Structure-Function Implications of the Ability of Monoclonal Antibodies Against α-Galactosylceramide-CD1d Complex to Recognize ß-Mannosylceramide Presentation by CD1d.

iNKT cells are CD1d-restricted T cells recognizing lipid antigens. The prototypic iNKT cell-agonist α-galactosylceramide (α-GalCer) alongside compounds with similar structures induces robust proliferation and cytokine production of iNKT cells and protects against cancer in vivo. Monoclonal antibodies (mAbs) that detect CD1d-α-GalCer complexes have provided critical information for understanding of antigen presentation of iNKT cell agonists. Although most iNKT cell agonists with antitumor properties are α-linked glycosphingolipids that can be detected by anti-CD1d-α-GalCer mAbs, ß-ManCer, a glycolipid with a ß-linkage, induces strong antitumor immunity via mechanisms distinct from those of α-GalCer. In this study, we unexpectedly discovered that anti-CD1d-α-GalCer mAbs directly recognized ß-ManCer-CD1d complexes and could inhibit ß-ManCer stimulation of iNKT cells.

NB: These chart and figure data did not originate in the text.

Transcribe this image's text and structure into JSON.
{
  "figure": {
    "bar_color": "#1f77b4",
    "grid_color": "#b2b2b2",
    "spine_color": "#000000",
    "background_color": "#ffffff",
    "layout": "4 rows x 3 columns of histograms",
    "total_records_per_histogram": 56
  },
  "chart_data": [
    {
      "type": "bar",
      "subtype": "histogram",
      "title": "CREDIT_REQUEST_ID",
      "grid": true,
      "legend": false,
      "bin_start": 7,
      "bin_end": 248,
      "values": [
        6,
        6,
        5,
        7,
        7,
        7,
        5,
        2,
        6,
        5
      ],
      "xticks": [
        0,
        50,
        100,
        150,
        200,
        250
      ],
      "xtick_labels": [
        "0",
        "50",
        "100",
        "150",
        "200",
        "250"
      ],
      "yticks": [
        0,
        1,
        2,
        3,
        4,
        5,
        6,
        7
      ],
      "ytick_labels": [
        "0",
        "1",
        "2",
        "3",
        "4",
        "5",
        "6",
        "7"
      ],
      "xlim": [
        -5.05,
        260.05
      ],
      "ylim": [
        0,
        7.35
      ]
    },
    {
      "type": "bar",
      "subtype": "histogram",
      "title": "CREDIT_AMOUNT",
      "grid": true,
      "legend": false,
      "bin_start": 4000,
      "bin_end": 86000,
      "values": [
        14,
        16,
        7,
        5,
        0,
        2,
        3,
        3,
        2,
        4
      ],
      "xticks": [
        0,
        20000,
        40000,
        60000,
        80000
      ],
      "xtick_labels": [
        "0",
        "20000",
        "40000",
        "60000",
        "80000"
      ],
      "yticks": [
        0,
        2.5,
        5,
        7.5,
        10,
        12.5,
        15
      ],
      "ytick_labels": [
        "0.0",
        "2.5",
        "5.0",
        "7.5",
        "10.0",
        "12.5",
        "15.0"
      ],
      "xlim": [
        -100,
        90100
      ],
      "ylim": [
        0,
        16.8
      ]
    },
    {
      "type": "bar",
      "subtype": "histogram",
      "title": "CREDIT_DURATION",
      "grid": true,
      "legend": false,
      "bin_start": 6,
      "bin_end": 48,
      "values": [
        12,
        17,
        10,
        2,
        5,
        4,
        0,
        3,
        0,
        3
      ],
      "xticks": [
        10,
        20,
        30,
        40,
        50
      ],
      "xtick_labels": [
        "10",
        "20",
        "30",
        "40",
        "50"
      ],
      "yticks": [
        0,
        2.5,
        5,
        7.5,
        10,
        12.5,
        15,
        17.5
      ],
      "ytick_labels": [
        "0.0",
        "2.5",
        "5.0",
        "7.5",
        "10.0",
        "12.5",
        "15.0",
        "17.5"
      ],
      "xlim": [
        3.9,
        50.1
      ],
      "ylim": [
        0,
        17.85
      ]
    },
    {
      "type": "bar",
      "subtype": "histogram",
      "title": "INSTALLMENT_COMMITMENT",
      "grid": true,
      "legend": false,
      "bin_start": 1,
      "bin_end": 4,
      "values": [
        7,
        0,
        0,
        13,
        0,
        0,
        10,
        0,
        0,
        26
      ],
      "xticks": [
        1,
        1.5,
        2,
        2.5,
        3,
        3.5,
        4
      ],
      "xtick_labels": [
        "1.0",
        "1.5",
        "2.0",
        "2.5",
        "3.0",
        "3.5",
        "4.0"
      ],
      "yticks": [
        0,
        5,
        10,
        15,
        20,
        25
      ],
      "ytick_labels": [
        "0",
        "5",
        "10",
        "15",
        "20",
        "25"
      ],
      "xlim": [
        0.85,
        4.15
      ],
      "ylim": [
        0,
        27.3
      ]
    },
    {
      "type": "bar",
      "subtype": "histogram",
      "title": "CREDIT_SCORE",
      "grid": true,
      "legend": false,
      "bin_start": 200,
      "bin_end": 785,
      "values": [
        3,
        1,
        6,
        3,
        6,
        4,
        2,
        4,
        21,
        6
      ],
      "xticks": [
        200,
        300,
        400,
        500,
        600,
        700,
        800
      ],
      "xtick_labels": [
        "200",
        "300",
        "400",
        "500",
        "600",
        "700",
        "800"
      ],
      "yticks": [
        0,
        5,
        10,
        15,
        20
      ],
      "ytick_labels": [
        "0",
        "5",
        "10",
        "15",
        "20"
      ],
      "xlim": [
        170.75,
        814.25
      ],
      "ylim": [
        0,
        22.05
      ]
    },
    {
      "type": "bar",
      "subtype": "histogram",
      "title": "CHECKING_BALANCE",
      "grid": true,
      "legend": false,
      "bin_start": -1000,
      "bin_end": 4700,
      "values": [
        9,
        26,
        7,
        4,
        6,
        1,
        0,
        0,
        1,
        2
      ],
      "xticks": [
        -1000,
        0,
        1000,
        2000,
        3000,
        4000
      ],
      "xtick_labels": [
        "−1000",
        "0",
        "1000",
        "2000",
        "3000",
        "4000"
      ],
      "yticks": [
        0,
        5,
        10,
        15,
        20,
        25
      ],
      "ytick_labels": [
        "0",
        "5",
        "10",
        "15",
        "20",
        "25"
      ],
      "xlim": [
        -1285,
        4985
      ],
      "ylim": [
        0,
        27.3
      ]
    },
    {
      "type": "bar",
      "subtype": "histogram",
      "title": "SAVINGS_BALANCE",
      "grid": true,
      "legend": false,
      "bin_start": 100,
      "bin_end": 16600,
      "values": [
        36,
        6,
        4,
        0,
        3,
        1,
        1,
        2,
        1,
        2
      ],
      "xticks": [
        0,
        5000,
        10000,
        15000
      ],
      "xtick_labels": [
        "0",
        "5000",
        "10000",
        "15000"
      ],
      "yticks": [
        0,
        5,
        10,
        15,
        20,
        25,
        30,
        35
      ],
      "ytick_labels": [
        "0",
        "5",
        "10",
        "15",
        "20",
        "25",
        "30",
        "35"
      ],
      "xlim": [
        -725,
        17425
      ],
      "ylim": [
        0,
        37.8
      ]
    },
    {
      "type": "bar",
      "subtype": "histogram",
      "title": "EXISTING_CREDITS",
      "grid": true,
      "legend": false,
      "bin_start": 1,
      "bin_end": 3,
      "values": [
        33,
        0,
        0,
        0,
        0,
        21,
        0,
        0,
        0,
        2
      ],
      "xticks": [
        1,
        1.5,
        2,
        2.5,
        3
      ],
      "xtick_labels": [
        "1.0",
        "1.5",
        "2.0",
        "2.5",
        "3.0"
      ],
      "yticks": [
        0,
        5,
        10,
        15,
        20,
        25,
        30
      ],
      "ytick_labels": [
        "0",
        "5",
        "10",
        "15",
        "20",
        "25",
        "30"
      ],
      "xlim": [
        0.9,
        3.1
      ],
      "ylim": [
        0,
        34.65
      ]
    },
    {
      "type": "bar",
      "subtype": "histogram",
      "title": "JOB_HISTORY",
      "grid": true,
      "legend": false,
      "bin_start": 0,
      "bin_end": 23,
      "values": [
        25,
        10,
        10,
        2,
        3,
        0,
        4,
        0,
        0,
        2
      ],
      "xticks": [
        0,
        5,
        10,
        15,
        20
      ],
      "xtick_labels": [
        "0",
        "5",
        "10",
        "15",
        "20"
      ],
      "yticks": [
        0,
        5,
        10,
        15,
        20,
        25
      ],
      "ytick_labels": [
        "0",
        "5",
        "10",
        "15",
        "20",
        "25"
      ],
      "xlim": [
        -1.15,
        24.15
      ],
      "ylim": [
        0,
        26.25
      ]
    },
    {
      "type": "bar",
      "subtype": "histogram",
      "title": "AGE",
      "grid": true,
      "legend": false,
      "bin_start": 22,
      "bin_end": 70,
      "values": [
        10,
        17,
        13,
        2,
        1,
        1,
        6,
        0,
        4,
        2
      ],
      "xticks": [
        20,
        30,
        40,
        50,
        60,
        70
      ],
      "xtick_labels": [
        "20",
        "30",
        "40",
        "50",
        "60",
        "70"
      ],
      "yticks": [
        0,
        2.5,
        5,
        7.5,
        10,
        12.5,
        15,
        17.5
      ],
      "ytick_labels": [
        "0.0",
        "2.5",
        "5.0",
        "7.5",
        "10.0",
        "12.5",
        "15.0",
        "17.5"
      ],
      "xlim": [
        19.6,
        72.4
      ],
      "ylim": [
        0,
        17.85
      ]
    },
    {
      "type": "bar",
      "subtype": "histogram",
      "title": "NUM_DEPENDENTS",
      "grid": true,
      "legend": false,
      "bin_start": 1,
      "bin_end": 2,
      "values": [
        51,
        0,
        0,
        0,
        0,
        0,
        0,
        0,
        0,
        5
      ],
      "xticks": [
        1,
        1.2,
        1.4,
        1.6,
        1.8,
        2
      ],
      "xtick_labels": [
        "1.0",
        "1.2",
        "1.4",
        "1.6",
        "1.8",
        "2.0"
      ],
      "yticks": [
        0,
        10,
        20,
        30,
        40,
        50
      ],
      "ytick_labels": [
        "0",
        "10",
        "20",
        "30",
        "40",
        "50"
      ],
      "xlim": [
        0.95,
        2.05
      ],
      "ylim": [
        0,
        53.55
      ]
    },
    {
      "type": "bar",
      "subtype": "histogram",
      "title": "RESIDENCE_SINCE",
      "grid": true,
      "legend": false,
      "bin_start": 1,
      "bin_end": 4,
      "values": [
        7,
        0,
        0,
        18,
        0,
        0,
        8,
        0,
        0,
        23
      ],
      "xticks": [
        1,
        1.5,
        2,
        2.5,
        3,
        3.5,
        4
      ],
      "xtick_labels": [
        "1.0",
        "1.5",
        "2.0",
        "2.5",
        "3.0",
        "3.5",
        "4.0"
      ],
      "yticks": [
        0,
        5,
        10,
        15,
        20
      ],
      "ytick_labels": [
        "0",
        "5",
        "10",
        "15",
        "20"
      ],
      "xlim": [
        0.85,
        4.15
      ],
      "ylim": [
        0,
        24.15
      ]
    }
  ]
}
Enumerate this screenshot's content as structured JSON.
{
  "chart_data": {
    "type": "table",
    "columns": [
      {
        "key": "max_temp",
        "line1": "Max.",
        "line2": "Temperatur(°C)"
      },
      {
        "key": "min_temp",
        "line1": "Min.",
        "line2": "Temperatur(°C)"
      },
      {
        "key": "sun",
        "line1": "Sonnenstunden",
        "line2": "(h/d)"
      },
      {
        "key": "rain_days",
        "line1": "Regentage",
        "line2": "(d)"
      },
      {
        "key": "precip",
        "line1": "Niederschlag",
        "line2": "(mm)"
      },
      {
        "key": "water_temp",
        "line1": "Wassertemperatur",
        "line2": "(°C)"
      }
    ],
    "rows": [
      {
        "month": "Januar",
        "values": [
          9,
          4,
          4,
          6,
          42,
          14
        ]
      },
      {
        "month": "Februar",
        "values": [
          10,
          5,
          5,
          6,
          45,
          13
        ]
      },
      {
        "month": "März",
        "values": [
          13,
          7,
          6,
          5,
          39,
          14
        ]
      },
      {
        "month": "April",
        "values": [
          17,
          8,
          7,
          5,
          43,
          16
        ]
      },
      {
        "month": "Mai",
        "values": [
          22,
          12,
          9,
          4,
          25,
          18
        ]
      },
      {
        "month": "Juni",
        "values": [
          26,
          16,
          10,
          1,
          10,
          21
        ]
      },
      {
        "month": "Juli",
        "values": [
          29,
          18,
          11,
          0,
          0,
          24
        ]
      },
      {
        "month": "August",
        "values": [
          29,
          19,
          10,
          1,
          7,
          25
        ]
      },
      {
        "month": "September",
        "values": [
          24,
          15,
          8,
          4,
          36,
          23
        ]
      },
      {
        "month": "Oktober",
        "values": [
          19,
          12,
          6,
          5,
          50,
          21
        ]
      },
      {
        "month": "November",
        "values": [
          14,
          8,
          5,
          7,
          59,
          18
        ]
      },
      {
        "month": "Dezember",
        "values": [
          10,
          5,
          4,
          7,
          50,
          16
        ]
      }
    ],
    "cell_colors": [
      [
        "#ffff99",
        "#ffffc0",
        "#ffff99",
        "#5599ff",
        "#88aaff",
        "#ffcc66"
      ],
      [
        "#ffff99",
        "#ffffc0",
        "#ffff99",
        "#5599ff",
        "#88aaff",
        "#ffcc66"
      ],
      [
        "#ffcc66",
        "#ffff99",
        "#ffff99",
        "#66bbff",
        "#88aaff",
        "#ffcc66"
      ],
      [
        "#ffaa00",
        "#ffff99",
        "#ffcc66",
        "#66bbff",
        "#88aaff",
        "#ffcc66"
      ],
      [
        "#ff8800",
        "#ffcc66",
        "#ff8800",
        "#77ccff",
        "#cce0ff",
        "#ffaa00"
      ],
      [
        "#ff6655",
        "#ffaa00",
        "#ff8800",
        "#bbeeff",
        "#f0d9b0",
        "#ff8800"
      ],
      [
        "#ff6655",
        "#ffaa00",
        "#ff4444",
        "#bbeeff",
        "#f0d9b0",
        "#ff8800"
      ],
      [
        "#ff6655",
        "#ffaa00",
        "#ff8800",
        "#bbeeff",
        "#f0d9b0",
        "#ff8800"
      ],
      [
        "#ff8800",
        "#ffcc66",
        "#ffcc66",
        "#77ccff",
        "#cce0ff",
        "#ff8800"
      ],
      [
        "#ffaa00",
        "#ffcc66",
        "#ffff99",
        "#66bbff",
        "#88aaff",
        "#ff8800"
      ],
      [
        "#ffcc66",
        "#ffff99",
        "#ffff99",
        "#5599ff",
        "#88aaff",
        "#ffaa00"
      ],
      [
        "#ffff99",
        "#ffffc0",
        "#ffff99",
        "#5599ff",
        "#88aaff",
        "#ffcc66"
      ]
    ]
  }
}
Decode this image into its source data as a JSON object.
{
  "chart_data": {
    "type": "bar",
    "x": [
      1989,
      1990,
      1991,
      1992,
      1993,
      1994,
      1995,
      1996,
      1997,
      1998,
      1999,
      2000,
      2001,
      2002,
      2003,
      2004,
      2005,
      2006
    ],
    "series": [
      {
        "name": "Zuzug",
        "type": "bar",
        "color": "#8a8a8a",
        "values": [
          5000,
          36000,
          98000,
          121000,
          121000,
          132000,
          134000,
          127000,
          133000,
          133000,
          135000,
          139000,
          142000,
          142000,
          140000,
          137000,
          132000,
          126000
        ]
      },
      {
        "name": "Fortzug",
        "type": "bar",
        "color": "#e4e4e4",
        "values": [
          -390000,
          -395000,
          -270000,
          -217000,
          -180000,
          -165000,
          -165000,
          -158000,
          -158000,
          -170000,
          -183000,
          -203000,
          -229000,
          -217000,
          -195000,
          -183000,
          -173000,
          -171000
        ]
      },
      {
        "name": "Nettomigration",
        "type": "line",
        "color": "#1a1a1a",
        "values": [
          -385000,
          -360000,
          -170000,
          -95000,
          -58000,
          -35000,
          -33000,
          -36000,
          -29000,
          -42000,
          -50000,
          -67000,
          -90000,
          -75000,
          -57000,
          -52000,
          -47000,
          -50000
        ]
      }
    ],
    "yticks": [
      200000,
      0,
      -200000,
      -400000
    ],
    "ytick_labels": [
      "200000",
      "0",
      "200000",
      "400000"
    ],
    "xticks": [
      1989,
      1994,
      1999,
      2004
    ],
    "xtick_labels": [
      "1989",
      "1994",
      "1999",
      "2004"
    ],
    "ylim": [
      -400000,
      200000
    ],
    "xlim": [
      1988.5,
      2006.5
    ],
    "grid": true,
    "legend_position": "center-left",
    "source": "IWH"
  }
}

The binding of anti-CD1d-α-GalCer mAb with ß-ManCer-CD1d complexes was also confirmed by plasmon resonance and could not be explained by α-anomer contamination. The binding of anti-CD1d-α-GalCer mAb was also observed with CD1d loaded with another ß-linked glycosylceramide, ß-GalCer (C26:0). Detection with anti-CD1d-α-GalCer mAbs indicates that the interface of the ß-ManCer-CD1d complex exposed to the iNKT cell TCR can assume a structure like that of CD1d-α-GalCer, despite its disparate carbohydrate structure. These results suggest that certain ß-linked monoglycosylceramides can assume a structural display similar to that of CD1d-α-GalCer and that the data based on anti-CD1d-α-GalCer binding should be interpreted with caution.